Very gradually he began to establish a reputation as a superb, stylish tailor. This started when he designed ‘mod’ suits (which of course were cheaper than Saville Row). His business finally took off after three very hard years.
Many celebrities started to use him for their clothes including musicians Suggs, Paul Weller and Kelly Jones, actors Martin Freeman and Ray Winstone and boxer David Haye. Asked who his favourite celebrity was, he would say, “all my clients are celebrities.” Bob Hoskins called him the best tailor in London and would use nobody else.
The shop was tiny – “not enough room to swing a cat”, – but he managed to find room for a photo of each of his famous clients.
George was undoubtedly, a workaholic and said he would continue making suits as long as he lived. He admitted his suits were not cheap but pointed out you would still pay thousands less than Savile Row. “I want to make the best suit and the plainer the suit, the better it is.” He said he aimed for the razor-sharp look.
He was a charming man who loved to chat. Going to his shop was a real experience. He had the local nickname ‘Freddie Needles’. When asked why, he explained in the South London accent the word ‘thread’ sounded like ‘Fred’.
In 2012, artist Ed Gray created a large painting of George at work in his tailor’s shop, entitled ‘Rock of Eye’. His best friend, the writer Mark Baxter was also depicted, alongside George.

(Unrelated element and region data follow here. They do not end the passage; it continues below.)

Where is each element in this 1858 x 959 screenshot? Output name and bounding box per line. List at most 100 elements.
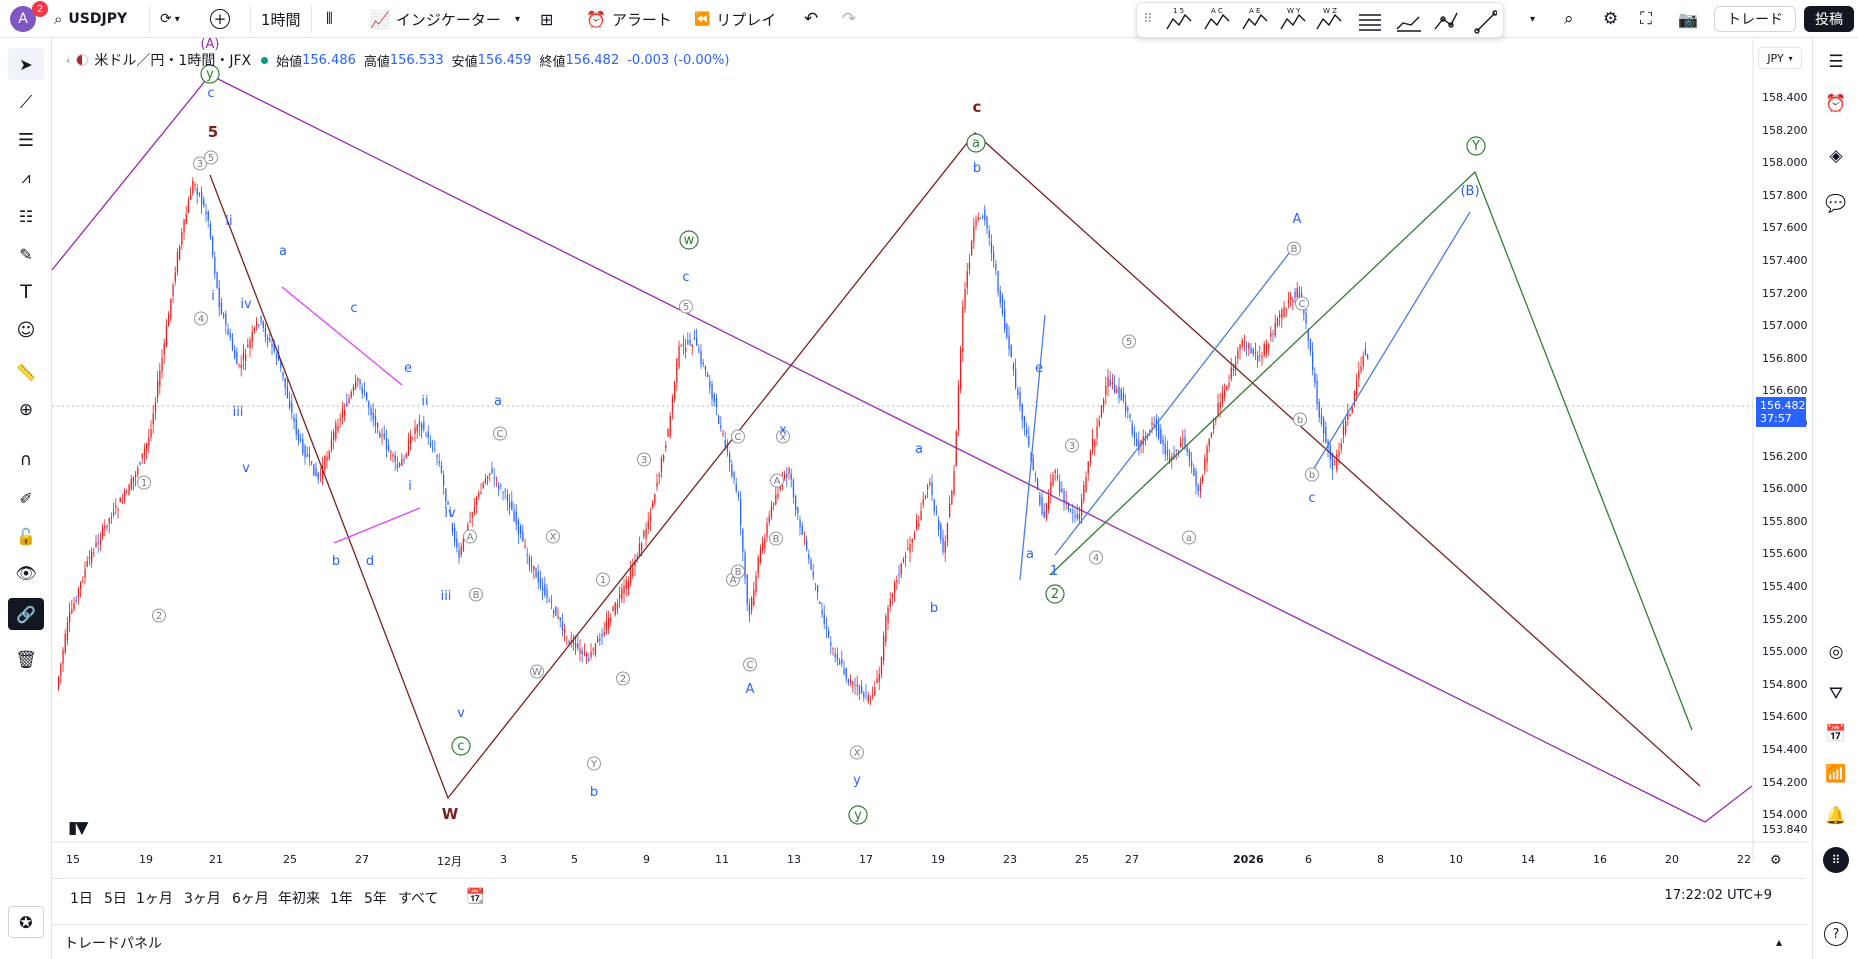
candle-body: [1356, 381, 1358, 395]
candle-body: [660, 457, 663, 473]
quick-search-button[interactable]: ⌕: [1564, 5, 1574, 33]
fullscreen-button[interactable]: ⛶: [1640, 5, 1652, 33]
candle-body: [143, 448, 146, 455]
layout-dropdown[interactable]: ▾: [1530, 5, 1535, 33]
lock-all-button[interactable]: 🔓: [8, 520, 44, 552]
range-button[interactable]: 1日: [70, 891, 93, 907]
pine-button[interactable]: ⛛: [1818, 678, 1854, 710]
triangle-icon: ⛛: [1828, 684, 1844, 704]
price-tick: 157.800: [1762, 188, 1808, 202]
range-button[interactable]: すべて: [398, 891, 439, 907]
layouts-button[interactable]: ⊞: [540, 5, 553, 33]
wave-tool-icons[interactable]: 1 5 A C A E W Y W Z: [1137, 3, 1497, 39]
wave-label: 5: [208, 153, 214, 164]
zoom-tool-button[interactable]: ⊕: [8, 394, 44, 426]
wave-label: Y: [1471, 139, 1480, 154]
drag-handle-icon[interactable]: ⠿: [1143, 12, 1153, 27]
emoji-tool-button[interactable]: ☺: [8, 314, 44, 346]
alert-button[interactable]: ⏰ アラート: [586, 5, 672, 33]
settings-button[interactable]: ⚙: [1603, 5, 1618, 33]
screenshot-button[interactable]: 📷: [1678, 5, 1698, 33]
wave-label: C: [747, 660, 754, 671]
screener-button[interactable]: ◎: [1818, 636, 1854, 668]
axis-settings-button[interactable]: ⚙: [1770, 853, 1782, 868]
publish-button[interactable]: 投稿: [1804, 6, 1854, 32]
prediction-tool-button[interactable]: ☷: [8, 200, 44, 232]
candle-body: [1140, 439, 1142, 446]
compare-dropdown[interactable]: ⟳ ▾: [160, 5, 180, 33]
candle-body: [357, 377, 359, 382]
pattern-tool-button[interactable]: ⩘: [8, 162, 44, 194]
range-button[interactable]: 6ヶ月: [232, 891, 269, 907]
grid-icon: ⊞: [540, 9, 554, 29]
magnet-tool-button[interactable]: ∩: [8, 444, 44, 476]
wave-lines-group: [51, 74, 1753, 823]
chart-type-button[interactable]: ⫴: [326, 5, 333, 33]
range-button[interactable]: 1ヶ月: [136, 891, 173, 907]
candle-body: [693, 337, 696, 340]
candle-body: [1052, 474, 1054, 486]
sync-drawings-button[interactable]: 🔗: [8, 598, 44, 630]
clock[interactable]: 17:22:02 UTC+9: [1664, 888, 1772, 903]
time-tick: 25: [283, 853, 297, 866]
collapse-panel-button[interactable]: ▴: [1764, 931, 1794, 953]
ruler-icon: 📏: [16, 362, 36, 382]
range-button[interactable]: 3ヶ月: [184, 891, 221, 907]
undo-button[interactable]: ↶: [804, 5, 818, 33]
help-button[interactable]: ?: [1818, 918, 1854, 950]
candle-body: [306, 454, 308, 457]
candle-body: [174, 272, 176, 282]
watchlist-button[interactable]: ☰: [1818, 46, 1854, 78]
candle-body: [533, 566, 535, 570]
cursor-tool-button[interactable]: ➤: [8, 48, 44, 80]
compare-icon: ⟳: [160, 11, 172, 27]
add-symbol-button[interactable]: +: [210, 5, 230, 33]
price-tick: 158.400: [1762, 91, 1808, 104]
candle-body: [641, 542, 643, 550]
fib-tool-button[interactable]: ☰: [8, 124, 44, 156]
range-button[interactable]: 5日: [104, 891, 127, 907]
measure-tool-button[interactable]: 📏: [8, 356, 44, 388]
currency-selector[interactable]: JPY ▾: [1758, 47, 1802, 69]
candle-body: [168, 314, 170, 327]
notifications-button[interactable]: 🔔: [1818, 800, 1854, 832]
stream-button[interactable]: 📶: [1818, 758, 1854, 790]
range-button[interactable]: 1年: [330, 891, 353, 907]
candle-body: [865, 692, 867, 694]
range-button[interactable]: 5年: [364, 891, 387, 907]
hide-drawings-button[interactable]: 👁: [8, 558, 44, 590]
trendline-tool-button[interactable]: ⟋: [8, 86, 44, 118]
wave-label-circle: [1293, 412, 1307, 427]
candle-body: [132, 476, 135, 483]
candle-body: [328, 451, 330, 459]
calendar-button[interactable]: 📅: [1818, 718, 1854, 750]
candle-body: [1265, 344, 1268, 353]
trade-button[interactable]: トレード: [1714, 6, 1796, 32]
brush-tool-button[interactable]: ✎: [8, 238, 44, 270]
object-tree-button[interactable]: ✪: [8, 906, 44, 938]
trade-panel-tab[interactable]: トレードパネル: [64, 936, 162, 952]
interval-button[interactable]: 1時間: [250, 5, 312, 33]
lock-draw-button[interactable]: ✐: [8, 482, 44, 514]
symbol-search[interactable]: ⌕ USDJPY: [54, 5, 150, 33]
candlestick-icon: ⫴: [326, 9, 333, 28]
alerts-panel-button[interactable]: ⏰: [1818, 88, 1854, 120]
collapse-legend-icon[interactable]: ‹: [66, 53, 71, 67]
calendar-icon: 📅: [1825, 724, 1847, 744]
goto-date-button[interactable]: 📆: [466, 887, 485, 905]
candle-body: [355, 381, 357, 389]
indicators-button[interactable]: 📈 インジケーター ▾: [370, 5, 520, 33]
chats-button[interactable]: 💬: [1818, 188, 1854, 220]
text-tool-button[interactable]: T: [8, 276, 44, 308]
redo-button[interactable]: ↷: [842, 5, 856, 33]
replay-button[interactable]: ⏪ リプレイ: [694, 5, 776, 33]
candle-body: [456, 538, 458, 548]
avatar[interactable]: A 2: [10, 1, 48, 33]
data-window-button[interactable]: ◈: [1818, 140, 1854, 172]
range-button[interactable]: 年初来: [278, 891, 320, 907]
candle-body: [544, 584, 546, 596]
apps-button[interactable]: ⠿: [1818, 844, 1854, 876]
candle-body: [1114, 384, 1116, 394]
remove-drawings-button[interactable]: 🗑: [8, 644, 44, 676]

George became a local hero and was proud when he became a ‘Listed Londoner’ on Robert Elms’ BBC Radio London show. He was interviewed many times in local and national papers and magazines. He said, “I’m happy to make a suit for anybody, male or female.”
He was also given a Blue Plaque for his shop when it was 100 years old – the plaque only mentioned the 20 years George had owned it.
He did all his trade online during the pandemic and was determined to keep his business going. But he did despair when a ‘Sports Direct’ shop opened next to his recently, although he conceded they had as much right to trade there as he did.
His daughter Deniece became a speech and language therapist. George became a proud and doting grandfather to Isla.
George died of a heart attack – doing the job he loved. Deniece said, “He would do anything for anybody.”
But there was nobody in the family to take on the business, so it has been put up for sale.